[PATCH RFC 0/2] skiplists for range indexes

[Chris Mason <chris.mason@fusionio.com>]

Hi everyone,

I've been working on skiplists for indexing off/on for a little while
now.  For btrfs, I really need a fast way to manage extents that doesn't
bog down in lock contention for reads or writes.  Dave Chinner has
mentioned this as well, so I've cc'd him.

Liu Bo started this skiplist code, but at the time it didn't make
a huge difference.  I've reworked things a bit and used the IOMMU
to test things.  I ran some benchmarks on a single socket
server with two SSD cards to get a baseline of how much it is helping.

I tried to keep the basic structure of the IOMMU code, and there are probably
many better ways to fix the IOMMU contention.  Really I'm just trying to
compare with rbtrees, not fix the IOMMU.

Basic numbers (all aio/dio):

Streaming writes
IOMMU off  2,575MB/s
skiplist   1,715MB/s
rbtree     1,659MB/s

Not a huge improvement, but the CPU time was lower.

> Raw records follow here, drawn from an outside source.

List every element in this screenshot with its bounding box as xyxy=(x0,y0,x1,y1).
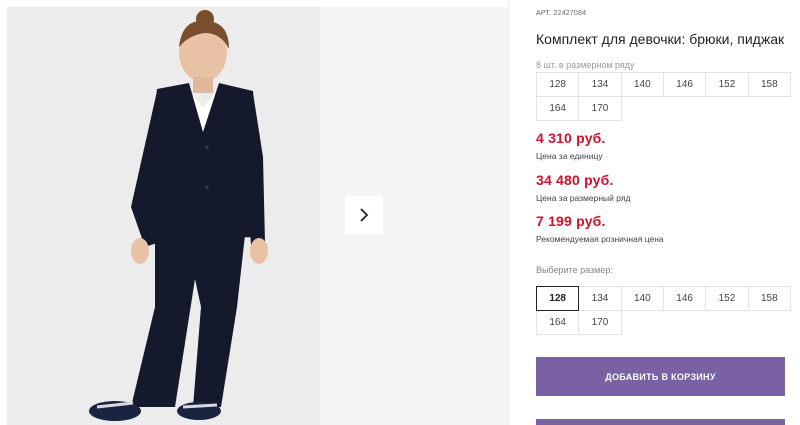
size-option[interactable]: 170 xyxy=(578,310,622,335)
size-option[interactable]: 164 xyxy=(536,310,580,335)
size-option[interactable]: 134 xyxy=(578,286,622,311)
unit-price: 4 310 руб. xyxy=(536,130,606,146)
size-option[interactable]: 140 xyxy=(620,286,664,311)
size-option[interactable]: 146 xyxy=(662,286,707,311)
sku-prefix: АРТ. xyxy=(536,10,552,17)
sku-value: 22427084 xyxy=(553,10,587,17)
next-image-button[interactable] xyxy=(345,196,383,234)
chevron-right-icon xyxy=(360,208,369,222)
pack-size-cell: 146 xyxy=(662,72,707,97)
pack-size-cell: 134 xyxy=(578,72,622,97)
size-selector: 128 134 140 146 152 158 164 170 xyxy=(536,286,791,335)
pack-size-grid: 128 134 140 146 152 158 164 170 xyxy=(536,72,791,121)
pack-note: 8 шт. в размерном ряду xyxy=(536,60,635,70)
retail-price-label: Рекомендуемая розничная цена xyxy=(536,234,664,244)
retail-price: 7 199 руб. xyxy=(536,213,606,229)
product-gallery xyxy=(0,0,508,425)
pack-size-cell: 158 xyxy=(747,72,791,97)
pack-price: 34 480 руб. xyxy=(536,172,614,188)
size-select-label: Выберите размер: xyxy=(536,265,613,275)
size-option[interactable]: 152 xyxy=(705,286,749,311)
unit-price-label: Цена за единицу xyxy=(536,151,603,161)
pack-size-cell: 128 xyxy=(536,72,580,97)
add-to-cart-button[interactable]: ДОБАВИТЬ В КОРЗИНУ xyxy=(536,357,785,396)
secondary-action-button[interactable] xyxy=(536,419,785,425)
pack-price-label: Цена за размерный ряд xyxy=(536,193,631,203)
product-photo[interactable] xyxy=(7,7,320,425)
size-option-selected[interactable]: 128 xyxy=(536,286,580,311)
product-title: Комплект для девочки: брюки, пиджак xyxy=(536,31,785,47)
girl-in-school-suit-photo xyxy=(7,7,320,425)
pack-size-cell: 152 xyxy=(705,72,749,97)
pack-size-cell: 170 xyxy=(578,96,622,121)
column-divider xyxy=(508,0,509,425)
pack-size-cell: 140 xyxy=(620,72,664,97)
sku-line: АРТ. 22427084 xyxy=(536,10,586,17)
size-option[interactable]: 158 xyxy=(747,286,791,311)
pack-size-cell: 164 xyxy=(536,96,580,121)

16 threads, iodepth 10, 20MB random reads
IOMMU off  2,861MB/s (mostly idle)
skiplist   2,484MB/s (100% system time)
rbtree        99MB/s (100% system time)

16 threads, iodepth 10, 20MB random writes
IOMMU off  2,548MB/s
skiplist   1,649MB/s
rbtree        33MB/s

I ran this a bunch of times to make sure I got the rbtree numbers right,
lowering the thread count did improve the rbtree performance, but the
best I could do was around 300MB/s.  For skiplists, all of the CPU time
is being spent in skiplist_insert_hole, which has a lot of room for
improvement.

>From here the code needs a lot of testing, and I need to fill out the API
to make it a little easier to use.  But, I wanted to send this around
for comments and to see how other might want to use things.  More
details on all internals are below.

It starts with a basic skiplist implementation where:

* skiplist nodes are dynamically sized.  There is a slab cache for each
node height, so every node is actively using all of the pointers allocated
for it.

* Each node has a back pointer as well as a forward pointer

* Each skiplist node stores an array of pointers to items.  This is a huge
speed improvement because the array of keys is much more cache friendly.

Since the array of item pointers is something of an extension
to the basic skiplist, I've separated them out into two structs.
First sl_node (just the indexing pointers) and then sl_leaf,
which has an sl_node and the array of item pointers.

There's no cache benefit to the leaves if I'm just storing
an array of pointers though, so it also has an array
of keys:

        unsigned long keys[SKIP_KEYS_PER_NODE];
	struct sl_slot *ptrs[SKIP_KEYS_PER_NODE];

The keys array is used for the first search pass, and based
on that result I narrow things down and only have to follow
one or two pointers from the corresponding ptrs array.

The sl_slot is very simple:

struct sl_slot {
	unsigned long key;
	unsigned long size;
}

The idea is to embed the sl_slot in your struct, giving us something like
this:

                   sl_leaf
                ________________
                | node ptr N    |
                |   ....        |
                | node ptr 0    |
                |_______________|
                |   | keys   |  |
                |___|________|__|
                | . | ptrs   |. |
                |___|________|__|
                 /             \
                /               \
         -------------            ------------
         | sl_slot 0 |           | sl_slot N |
         |           |           |           |
         | data      |           |  data     |
         -------------           -------------
	    your
	    struct

This basic setup gives us similar performance to rbtrees, but uses less memory.
The performance varies (a lot really) with the size of the keys array.

Locking is a mixture of RCU and per-node locking.  For searches,
it can be pure RCU, or it can use the per-node lock to synchronize
the final search though the last leaf.  But, everything from the
skiplist head to that final node is RCU either way.

Insert locking is slightly different.  Before the insert is started,
a new node is preallocated.  The height of this node is used to
pick the level where we start locking nodes during the insert.  Much
of the time we're able to get through huge portions of the list
without any locks.

For deletes, it does an RCU search for the leaf, and hold the per-node lock
while we remove a specific slot.  If the leaf is empty it is marked as dead and
then unlinked from the skiplist level by level.

All the locking and tries does slow things down a bit, but the benefits
for concurrent access make a big difference.